Studio album by Eleanor McEvoy
- Released: February 2008
- Genre: Rock / folk rock
- Label: Moscodisc
- Producer: Peter Beckett and Mick O'Gorman

Eleanor McEvoy chronology
| Out There (2006) | Love Must Be Tough (2008) | Singled Out (2009) |

= Love Must Be Tough =

Love Must Be Tough is Eleanor McEvoy's seventh studio album, released in February 2008. Unlike her previous six albums, which, with the exception of a few tracks, were written solely by McEvoy, Love Must Be Tough is a mixture of covers/interpretations and self-penned selections.

The album's theme of turning 40 amid mid-life crises is exemplified by the opening track, a fresh interpretation of The Rolling Stones song "Mother's Little Helper". The following eleven tracks continue this theme right up to the closing track, which takes a new look at Nick Lowe's rock classic "I Knew the Bride (When She Used to Rock 'n Roll)".

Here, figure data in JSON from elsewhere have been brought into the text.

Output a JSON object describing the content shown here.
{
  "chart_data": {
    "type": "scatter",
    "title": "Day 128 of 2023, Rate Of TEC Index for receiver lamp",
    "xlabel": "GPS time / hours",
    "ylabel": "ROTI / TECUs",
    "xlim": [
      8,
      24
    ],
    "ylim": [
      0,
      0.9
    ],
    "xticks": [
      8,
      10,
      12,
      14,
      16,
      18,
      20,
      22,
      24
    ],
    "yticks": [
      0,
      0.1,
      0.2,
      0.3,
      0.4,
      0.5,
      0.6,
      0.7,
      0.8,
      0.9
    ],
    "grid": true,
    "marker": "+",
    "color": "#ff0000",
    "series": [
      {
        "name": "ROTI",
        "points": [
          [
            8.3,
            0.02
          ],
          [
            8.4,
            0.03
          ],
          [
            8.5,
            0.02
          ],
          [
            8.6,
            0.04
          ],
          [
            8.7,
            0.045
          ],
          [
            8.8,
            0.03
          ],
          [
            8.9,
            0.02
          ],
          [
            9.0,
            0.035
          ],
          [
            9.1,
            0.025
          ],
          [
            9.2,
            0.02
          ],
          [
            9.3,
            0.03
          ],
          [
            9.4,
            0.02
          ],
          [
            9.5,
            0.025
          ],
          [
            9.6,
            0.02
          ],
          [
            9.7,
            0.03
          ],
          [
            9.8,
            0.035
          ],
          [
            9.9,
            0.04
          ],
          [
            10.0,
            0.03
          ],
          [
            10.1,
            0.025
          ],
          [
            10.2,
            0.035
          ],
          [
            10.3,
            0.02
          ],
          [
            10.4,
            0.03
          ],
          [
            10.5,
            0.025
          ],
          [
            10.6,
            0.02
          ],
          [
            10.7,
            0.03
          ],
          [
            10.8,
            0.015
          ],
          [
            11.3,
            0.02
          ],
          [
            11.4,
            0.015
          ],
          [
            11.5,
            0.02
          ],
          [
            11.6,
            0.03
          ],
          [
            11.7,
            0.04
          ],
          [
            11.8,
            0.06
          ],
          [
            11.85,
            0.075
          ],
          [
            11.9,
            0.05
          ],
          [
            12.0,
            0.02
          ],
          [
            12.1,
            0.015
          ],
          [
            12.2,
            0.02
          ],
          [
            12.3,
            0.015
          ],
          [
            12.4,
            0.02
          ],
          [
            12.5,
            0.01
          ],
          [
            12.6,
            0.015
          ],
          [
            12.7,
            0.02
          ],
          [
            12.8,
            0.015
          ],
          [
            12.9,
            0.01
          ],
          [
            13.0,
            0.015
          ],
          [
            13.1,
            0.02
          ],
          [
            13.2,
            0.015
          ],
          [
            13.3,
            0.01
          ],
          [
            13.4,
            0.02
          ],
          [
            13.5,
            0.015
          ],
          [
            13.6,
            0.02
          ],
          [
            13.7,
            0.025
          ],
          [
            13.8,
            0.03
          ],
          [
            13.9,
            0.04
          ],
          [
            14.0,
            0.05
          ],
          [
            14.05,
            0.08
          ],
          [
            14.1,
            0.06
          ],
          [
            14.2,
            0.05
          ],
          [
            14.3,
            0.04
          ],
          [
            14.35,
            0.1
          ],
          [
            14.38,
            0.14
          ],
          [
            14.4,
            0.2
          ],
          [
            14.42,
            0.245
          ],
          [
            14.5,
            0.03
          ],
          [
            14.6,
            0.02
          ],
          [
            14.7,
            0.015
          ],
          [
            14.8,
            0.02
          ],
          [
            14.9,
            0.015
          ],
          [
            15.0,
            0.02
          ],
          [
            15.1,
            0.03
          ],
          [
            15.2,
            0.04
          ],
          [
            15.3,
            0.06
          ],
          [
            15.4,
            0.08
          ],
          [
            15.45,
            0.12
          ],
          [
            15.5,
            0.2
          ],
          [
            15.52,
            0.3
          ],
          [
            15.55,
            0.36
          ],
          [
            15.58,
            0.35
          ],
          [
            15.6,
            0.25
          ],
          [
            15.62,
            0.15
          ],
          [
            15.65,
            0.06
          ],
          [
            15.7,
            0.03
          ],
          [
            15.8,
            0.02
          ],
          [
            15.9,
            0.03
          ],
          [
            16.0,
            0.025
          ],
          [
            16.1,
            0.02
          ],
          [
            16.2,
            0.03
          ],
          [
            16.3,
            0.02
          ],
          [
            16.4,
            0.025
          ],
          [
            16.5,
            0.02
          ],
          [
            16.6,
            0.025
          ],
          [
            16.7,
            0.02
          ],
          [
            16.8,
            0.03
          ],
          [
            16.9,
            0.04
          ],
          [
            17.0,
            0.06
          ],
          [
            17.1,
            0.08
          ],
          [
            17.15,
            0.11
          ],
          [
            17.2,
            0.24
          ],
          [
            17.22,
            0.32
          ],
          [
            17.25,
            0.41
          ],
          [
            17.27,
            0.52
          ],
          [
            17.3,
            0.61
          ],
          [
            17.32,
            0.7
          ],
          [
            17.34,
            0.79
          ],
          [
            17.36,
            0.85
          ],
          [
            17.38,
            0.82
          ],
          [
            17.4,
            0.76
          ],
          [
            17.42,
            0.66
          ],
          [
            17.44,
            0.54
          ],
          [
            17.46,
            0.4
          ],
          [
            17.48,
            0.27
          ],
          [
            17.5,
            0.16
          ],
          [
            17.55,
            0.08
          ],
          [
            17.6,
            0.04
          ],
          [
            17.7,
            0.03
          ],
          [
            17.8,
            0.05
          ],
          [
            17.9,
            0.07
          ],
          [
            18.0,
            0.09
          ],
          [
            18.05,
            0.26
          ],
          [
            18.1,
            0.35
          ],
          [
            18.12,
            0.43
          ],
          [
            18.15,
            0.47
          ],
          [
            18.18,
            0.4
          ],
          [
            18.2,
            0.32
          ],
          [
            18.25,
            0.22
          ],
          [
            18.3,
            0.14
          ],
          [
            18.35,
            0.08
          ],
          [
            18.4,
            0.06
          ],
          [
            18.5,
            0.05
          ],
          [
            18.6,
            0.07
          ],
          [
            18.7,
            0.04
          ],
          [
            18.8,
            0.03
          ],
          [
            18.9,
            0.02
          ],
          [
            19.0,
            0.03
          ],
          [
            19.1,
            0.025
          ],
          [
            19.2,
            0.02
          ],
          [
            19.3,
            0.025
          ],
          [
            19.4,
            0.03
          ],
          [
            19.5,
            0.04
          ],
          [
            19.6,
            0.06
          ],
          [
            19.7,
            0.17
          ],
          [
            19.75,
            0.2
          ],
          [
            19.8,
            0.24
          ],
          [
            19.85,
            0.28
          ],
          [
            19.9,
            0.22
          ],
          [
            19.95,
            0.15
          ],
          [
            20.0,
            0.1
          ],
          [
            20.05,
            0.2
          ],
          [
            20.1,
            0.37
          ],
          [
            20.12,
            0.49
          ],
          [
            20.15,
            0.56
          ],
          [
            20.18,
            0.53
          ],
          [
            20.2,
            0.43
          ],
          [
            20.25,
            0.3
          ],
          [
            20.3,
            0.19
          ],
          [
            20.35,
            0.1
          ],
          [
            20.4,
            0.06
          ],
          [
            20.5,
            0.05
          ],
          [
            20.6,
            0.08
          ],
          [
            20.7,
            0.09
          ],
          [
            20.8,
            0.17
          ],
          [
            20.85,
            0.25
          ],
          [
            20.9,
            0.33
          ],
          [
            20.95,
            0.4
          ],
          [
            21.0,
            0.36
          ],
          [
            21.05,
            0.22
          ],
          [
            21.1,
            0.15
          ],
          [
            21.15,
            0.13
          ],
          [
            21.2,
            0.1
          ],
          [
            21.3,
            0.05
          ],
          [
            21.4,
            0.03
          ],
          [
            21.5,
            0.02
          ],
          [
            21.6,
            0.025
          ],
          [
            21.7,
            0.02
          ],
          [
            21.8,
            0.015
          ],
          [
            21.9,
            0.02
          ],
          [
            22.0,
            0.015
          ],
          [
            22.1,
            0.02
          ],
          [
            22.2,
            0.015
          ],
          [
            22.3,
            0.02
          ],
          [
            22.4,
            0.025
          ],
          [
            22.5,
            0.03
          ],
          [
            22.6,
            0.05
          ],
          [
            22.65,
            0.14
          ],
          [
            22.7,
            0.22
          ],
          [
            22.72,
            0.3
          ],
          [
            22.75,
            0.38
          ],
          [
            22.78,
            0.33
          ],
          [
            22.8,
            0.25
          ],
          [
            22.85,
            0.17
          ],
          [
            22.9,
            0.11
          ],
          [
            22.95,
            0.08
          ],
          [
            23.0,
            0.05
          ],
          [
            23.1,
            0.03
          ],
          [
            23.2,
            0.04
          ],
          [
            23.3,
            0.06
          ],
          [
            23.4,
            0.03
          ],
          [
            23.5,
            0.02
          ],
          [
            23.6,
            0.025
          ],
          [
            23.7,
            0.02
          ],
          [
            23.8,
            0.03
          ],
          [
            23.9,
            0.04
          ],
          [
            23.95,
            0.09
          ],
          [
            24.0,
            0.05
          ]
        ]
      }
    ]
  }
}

In October 2008 Love Must Be Tough was named Record of the Year by Hi-Fi+ Magazine.

==Track listings==

| No. | Title | Writer(s) | Length |
|---|---|---|---|
| 1. | "Mother's Little Helper" | Mick Jagger, Keith Richards | 2:57 |
| 2. | "Love Must Be Tough" | Eleanor McEvoy, Johnny Rivers | 4:00 |
| 3. | "Old New Borrowed and Blue" | Eleanor McEvoy, Dave Rotheray | 3:33 |
| 4. | "Lubbock Woman" | Terry Allen | 2.56 |
| 5. | "If You Want Me to Stay" | Sylvester Stewart | 2:26 |
| 6. | "Roll Out Better Days" | Eleanor McEvoy | 3:32 |
| 7. | "The Night May Still Be Young, But I Am Not" | Eleanor McEvoy, Dave Rotheray | 3:50 |
| 8. | "Hands Off Him" | Bowman, McShann | 2:49 |
| 9. | "Shame on the Moon" | Rodney Crowell | 4:45 |
| 10. | "Easy In Love" | Eleanor McEvoy, Brad Parker | 4:09 |
| 11. | "He Never Spoke Spanish To Me" | Butch Hancock | 3:20 |
| 12. | "I Knew The Bride (When She Used To Rock 'n Roll)" | Nick Lowe | 3:49 |
| 13. | "Whistle for the Choir" (Available only on SACD version) | The Fratellis | 3:33 |
| 14. | "Please Heart, You're Killing Me" (Available only on SACD version) | Eleanor McEvoy, Rodney Crowell | 4:05 |

==Singles==
- Easy In Love
- Old New Borrowed and Blue
- Shame On The Moon

==Other formats==
Love Must Be Tough was released in Hybrid Stereo SACD format in May 2008, and on vinyl (LDIV012) in September 2008.